Tricycle helps girl with disability access education

Saraswoti is determined to get a good education so she can build a better future for her family despite her disability. Plan International has provided her with a tricycle to help her get to, from and around school.

Saraswoti getting ready for school in her tricycle
Saraswoti getting ready for school in her tricycle.

Saraswoti, 13, lives in a small village in Bardiya district in Nepal. She was born with a profound disability which restricts her mobility. Despite these challenges, she made sure she went to school every day using a rusty old wheelchair.

Saraswoti’s father is the sole breadwinner, supporting his large family on the little he manages to earn each day. “I am a labourer, but I rarely get work as I do not have the skills. If I find work, I earn about NRP 500 (€4) per day. This is not enough to feed my family of 6.”

Her mother spends her days taking care of her daughter who she has to accompany to school. “Saraswoti is not able to do her daily routine by herself. She is my eldest daughter and I also have to cook, feed, clean, and look after my 3 other daughters,” she says.

The family owns a small plot of land on the bank of the Bhada River. They have a small hut on the land where they live, however, both the land and house are prone to flooding every year.

Education brings hope of a better future

Despite all these obstacles, Saraswoti is determined to go to school every day. “She has not been absent for a single day since she joined the school,” says her mother proudly.

Saraswoti says she wants to finish her education so she can get a good job. “I want to become a senior government official working for girls with disabilities like me,” she says. “It is difficult for me to use the wheelchair to go to school. I have to travel 4 kilometers every day to reach school, crossing roads which are in bad condition.”

The principal of Saraswoti’s secondary school says that she is one of their best students. “She is determined and confident. She is very vocal about her condition and raises concerns about our school’s need to be disability friendly.”

“It is difficult for me to use the wheelchair to go to school.”


The infrastructure and facilities at the school are the biggest challenges that Saraswoti faces in accessing education. The school does not have a ramp, so her mother has to carry her to class which is on the first floor. The toilets are not disability friendly either.

“Looking at the condition of my school, I want to change the situation for other girls with disabilities in the future by becoming a senior government official who has the power to make decisions,” Saraswoti says.

“I am proud of my daughter,” shares Saraswoti’s mother. “At a young age, she is well informed about her rights.
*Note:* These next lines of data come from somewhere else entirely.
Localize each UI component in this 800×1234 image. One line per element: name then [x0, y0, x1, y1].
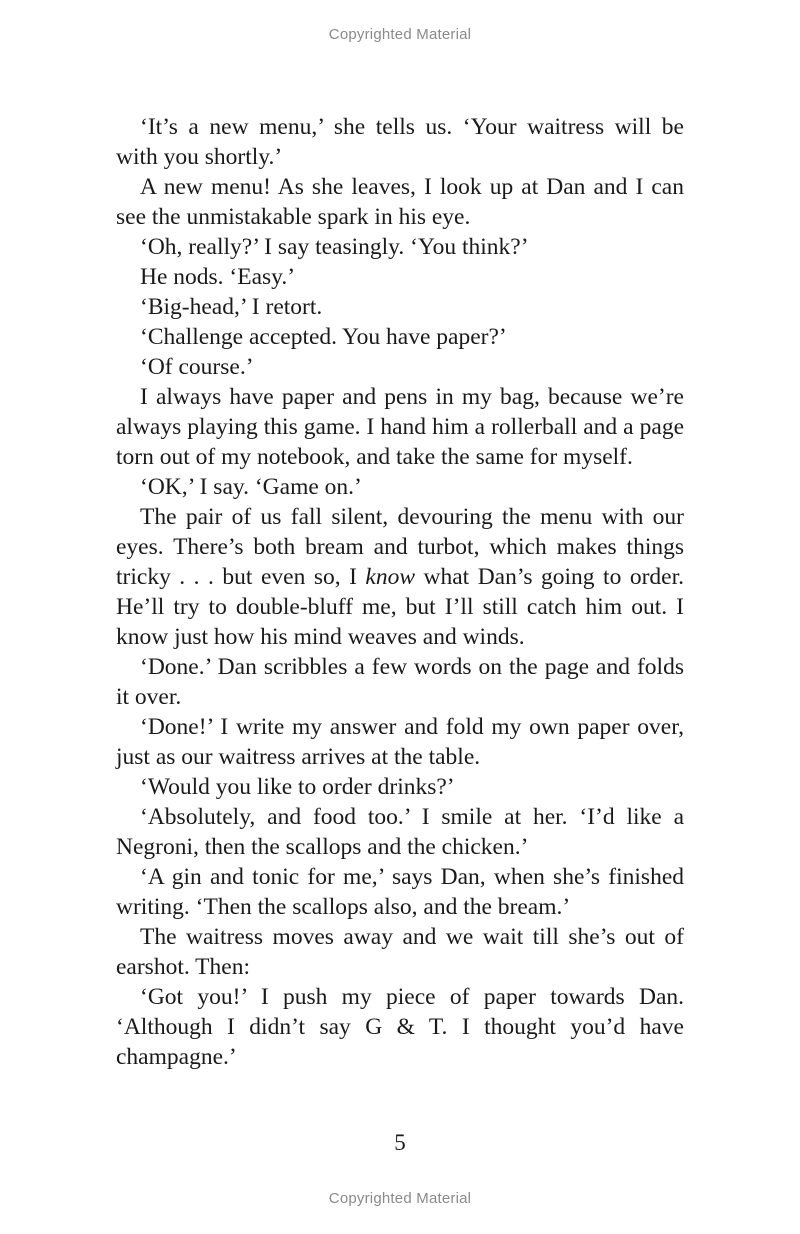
paragraph: ‘Big-head,’ I retort. [140, 294, 323, 320]
copyright-watermark-top: Copyrighted Material [328, 26, 472, 43]
page-number: 5 [394, 1130, 406, 1155]
emphasized-word: know [365, 564, 416, 590]
paragraph: ‘A gin and tonic for me,’ says Dan, when she’s finished writing. ‘Then the scallops also, and the bream.’ [116, 864, 684, 920]
paragraph-text-segment: what Dan’s going to order. He’ll try to double-bluff me, but I’ll still catch him out. I know just how his mind weaves and winds. [116, 564, 684, 650]
paragraph: ‘OK,’ I say. ‘Game on.’ [140, 474, 362, 500]
paragraph: ‘Would you like to order drinks?’ [140, 774, 455, 800]
paragraph: ‘Of course.’ [140, 354, 254, 380]
copyright-watermark-bottom: Copyrighted Material [328, 1190, 472, 1207]
paragraph: ‘Challenge accepted. You have paper?’ [140, 324, 507, 350]
paragraph: I always have paper and pens in my bag, because we’re always playing this game. I hand him a rollerball and a page torn out of my notebook, and take the same for myself. [116, 384, 684, 470]
paragraph: ‘Done.’ Dan scribbles a few words on the page and folds it over. [116, 654, 684, 710]
paragraph-text-segment: The pair of us fall silent, devouring the menu with our eyes. There’s both bream and turbot, which makes things tricky . . . but even so, I [116, 504, 684, 590]
paragraph: ‘Oh, really?’ I say teasingly. ‘You think?’ [140, 234, 529, 260]
paragraph: ‘Done!’ I write my answer and fold my own paper over, just as our waitress arrives at the table. [116, 714, 684, 770]
paragraph: A new menu! As she leaves, I look up at Dan and I can see the unmistakable spark in his eye. [116, 174, 684, 230]
paragraph: ‘Got you!’ I push my piece of paper towards Dan. ‘Although I didn’t say G & T. I thought you’d have champagne.’ [116, 984, 684, 1070]
paragraph: The waitress moves away and we wait till she’s out of earshot. Then: [116, 924, 684, 980]
paragraph: He nods. ‘Easy.’ [140, 264, 296, 290]
paragraph: ‘It’s a new menu,’ she tells us. ‘Your waitress will be with you shortly.’ [116, 114, 684, 170]
page-body-text [116, 112, 684, 1072]
paragraph: ‘Absolutely, and food too.’ I smile at her. ‘I’d like a Negroni, then the scallops and the chicken.’ [116, 804, 684, 860]
paragraph [116, 502, 684, 652]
She recently went to her principal to request a tricycle for her to use instead of the wheelchair.”

“Using the wheelchair exhausts me,” explains Saraswoti. “I am already tired by the time I reach school. In this condition, I am not able to concentrate on my studies. I am hoping a tricycle would ease my struggles.”
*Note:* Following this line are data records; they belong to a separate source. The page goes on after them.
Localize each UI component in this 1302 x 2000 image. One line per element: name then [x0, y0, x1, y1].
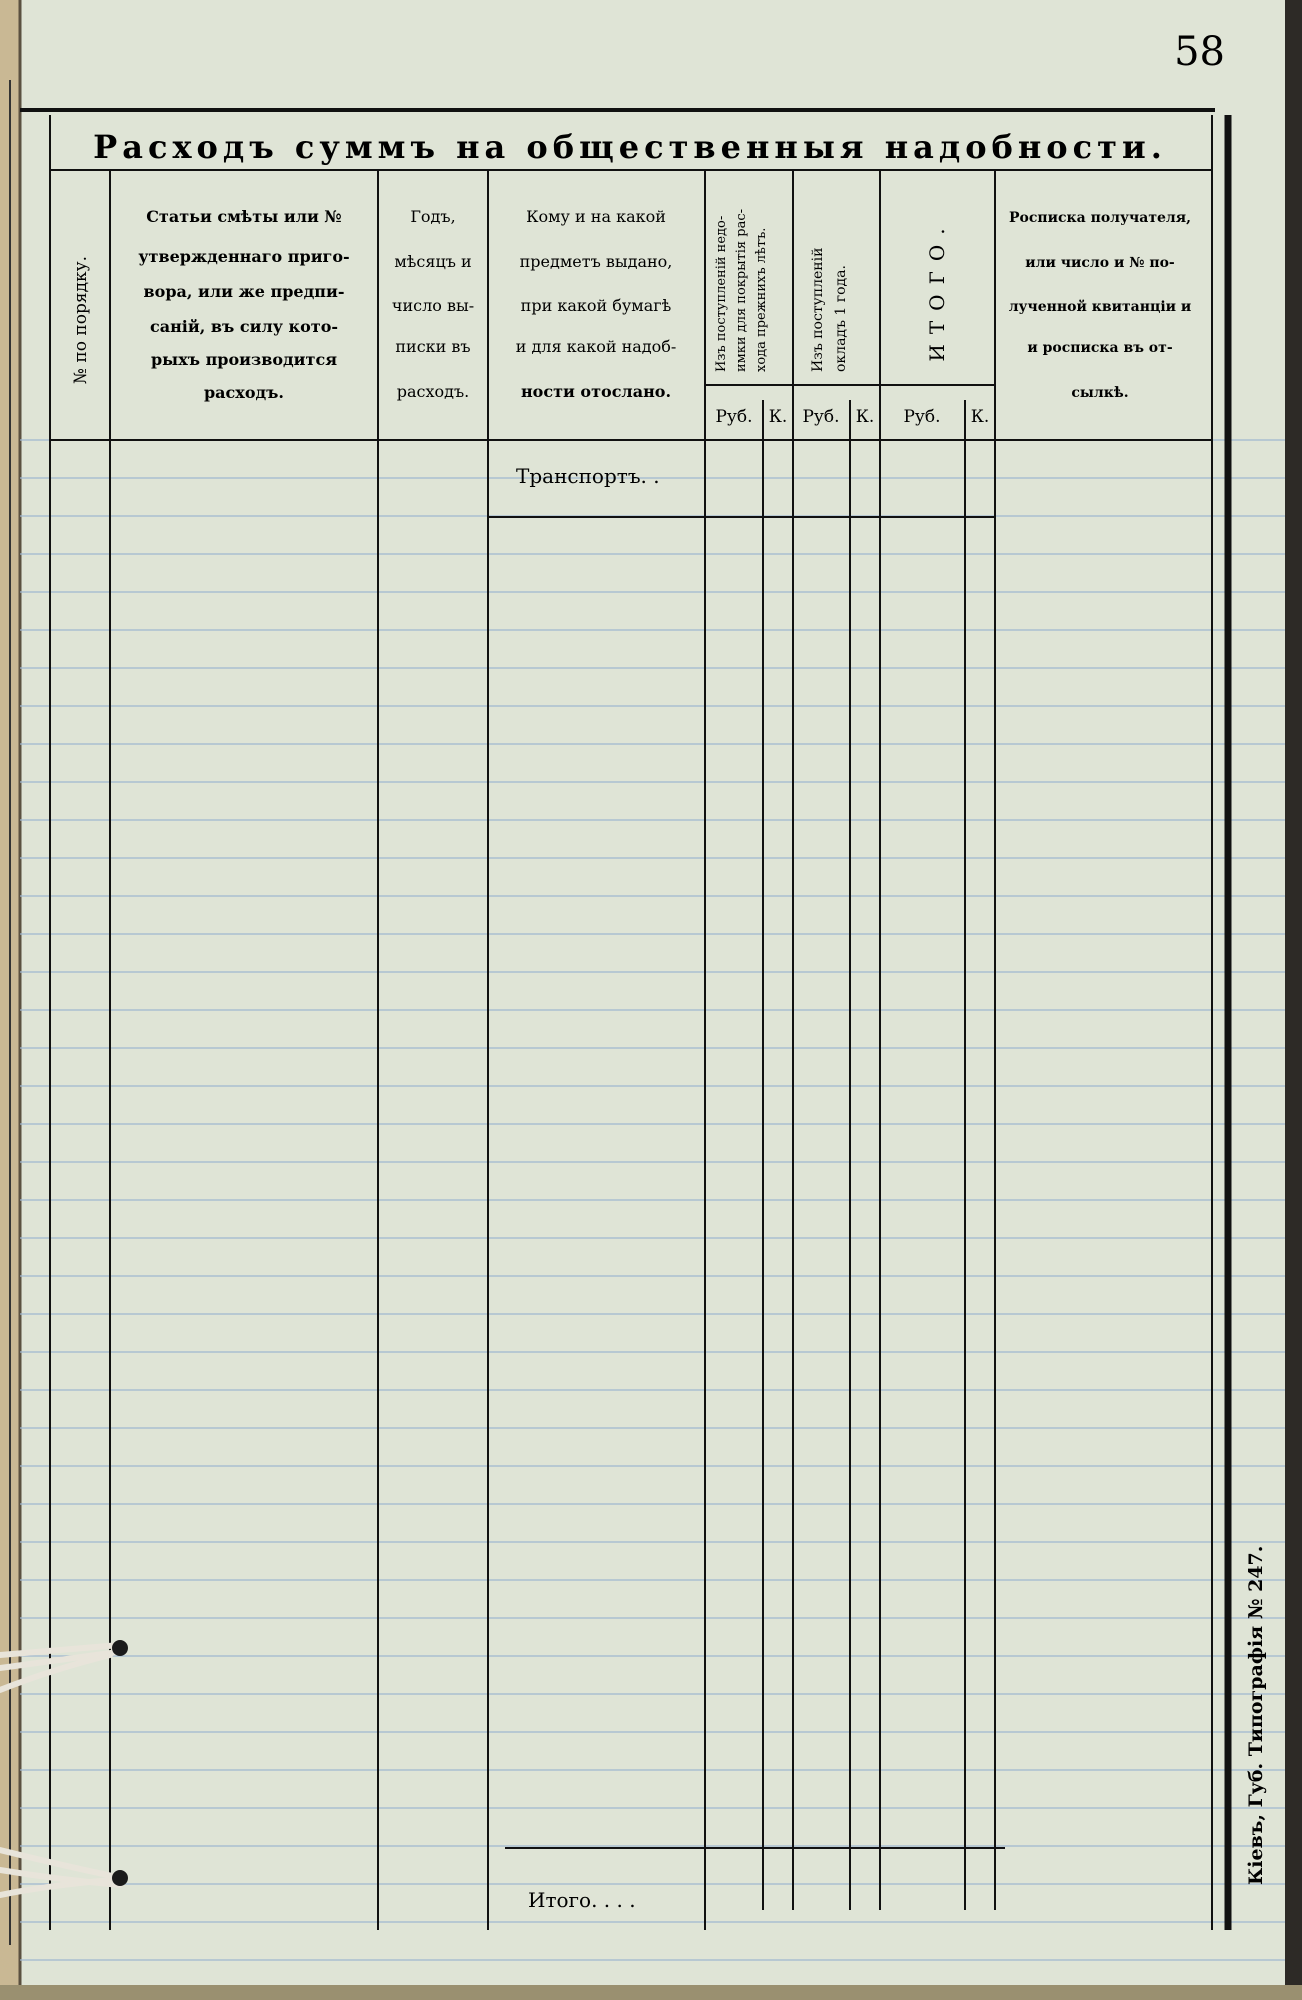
header-current-line: Изъ поступленій	[810, 247, 826, 372]
header-receipt-line: или число и № по-	[1025, 255, 1175, 271]
unit-rub: Руб.	[715, 407, 753, 427]
header-articles-line: расходъ.	[203, 383, 285, 402]
header-order-no: № по порядку.	[71, 255, 91, 385]
header-arrears-line: Изъ поступленій недо-	[714, 215, 729, 372]
ruled-lines	[20, 440, 1285, 1960]
header-receipt-line: Росписка получателя,	[1008, 210, 1192, 226]
header-recipient-line: ности отослано.	[520, 382, 672, 401]
header-date-line: писки въ	[395, 337, 471, 356]
table-title: Расходъ суммъ на общественныя надобности.	[93, 128, 1167, 166]
header-receipt-line: сылкѣ.	[1071, 385, 1129, 401]
printer-imprint: Кіевъ, Губ. Типографія № 247.	[1245, 1545, 1267, 1885]
header-articles-line: саній, въ силу кото-	[149, 317, 339, 336]
header-date-line: мѣсяцъ и	[394, 252, 472, 271]
page-number: 58	[1174, 29, 1225, 75]
header-recipient-line: при какой бумагѣ	[520, 296, 672, 315]
header-date-line: расходъ.	[396, 382, 470, 401]
header-receipt-line: лученной квитанціи и	[1008, 299, 1192, 315]
unit-kop: К.	[768, 407, 788, 427]
unit-rub: Руб.	[802, 407, 840, 427]
header-date-line: число вы-	[391, 296, 475, 315]
header-recipient-line: Кому и на какой	[526, 207, 666, 226]
header-articles-line: вора, или же предпи-	[143, 282, 345, 301]
header-articles-line: рыхъ производится	[150, 350, 338, 369]
unit-kop: К.	[970, 407, 990, 427]
header-arrears-line: имки для покрытія рас-	[734, 208, 749, 372]
binding-hole	[112, 1870, 128, 1886]
header-arrears-line: хода прежнихъ лѣтъ.	[754, 227, 769, 372]
header-date-line: Годъ,	[410, 207, 456, 226]
transport-label: Транспортъ. .	[516, 464, 660, 488]
bottom-edge	[0, 1985, 1302, 2000]
unit-kop: К.	[855, 407, 875, 427]
binding-hole	[112, 1640, 128, 1656]
itogo-label: Итого. . . .	[528, 1888, 636, 1912]
header-recipient-line: и для какой надоб-	[515, 337, 677, 356]
header-current-line: окладъ 1 года.	[833, 265, 849, 372]
header-receipt-line: и росписка въ от-	[1027, 340, 1173, 356]
header-arrears	[714, 209, 769, 372]
header-articles-line: утвержденнаго приго-	[138, 247, 350, 266]
header-articles-line: Статьи смѣты или №	[146, 207, 342, 226]
unit-rub: Руб.	[903, 407, 941, 427]
header-recipient-line: предметъ выдано,	[519, 252, 673, 271]
header-total: ИТОГО.	[925, 218, 949, 362]
right-edge	[1285, 0, 1302, 2000]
Tricycle improves access to school

When they received Saraswoti’s request for a tricycle, the school management committee submitted a written request to the Gulariya Municipality Child Welfare Office and Child Rights Committee. The committee sent a letter of recommendation to Banke UNSECO Club, one of Plan International’s working partners in the area.

After reviewing Saraswoti’s situation, Plan International agreed to provide her with a tricycle as part of our work to address the root causes of gender inequality which prevents girls, particularly those with disabilities, in western Nepal from completing their education.

Saraswoti was on cloud 9 when she was invited by the Child Welfare Office to receive her new tricycle. “I am happy today as I can see my dreams being fulfilled. This has motivated me to prioritise my education,” she shares.

“She has never dropped out of school, and now with this tricycle she is more excited than ever to keep attending her classes,” says Saraswoti’s mother who was also selected to receive training to learn new skills that she can use to earn income.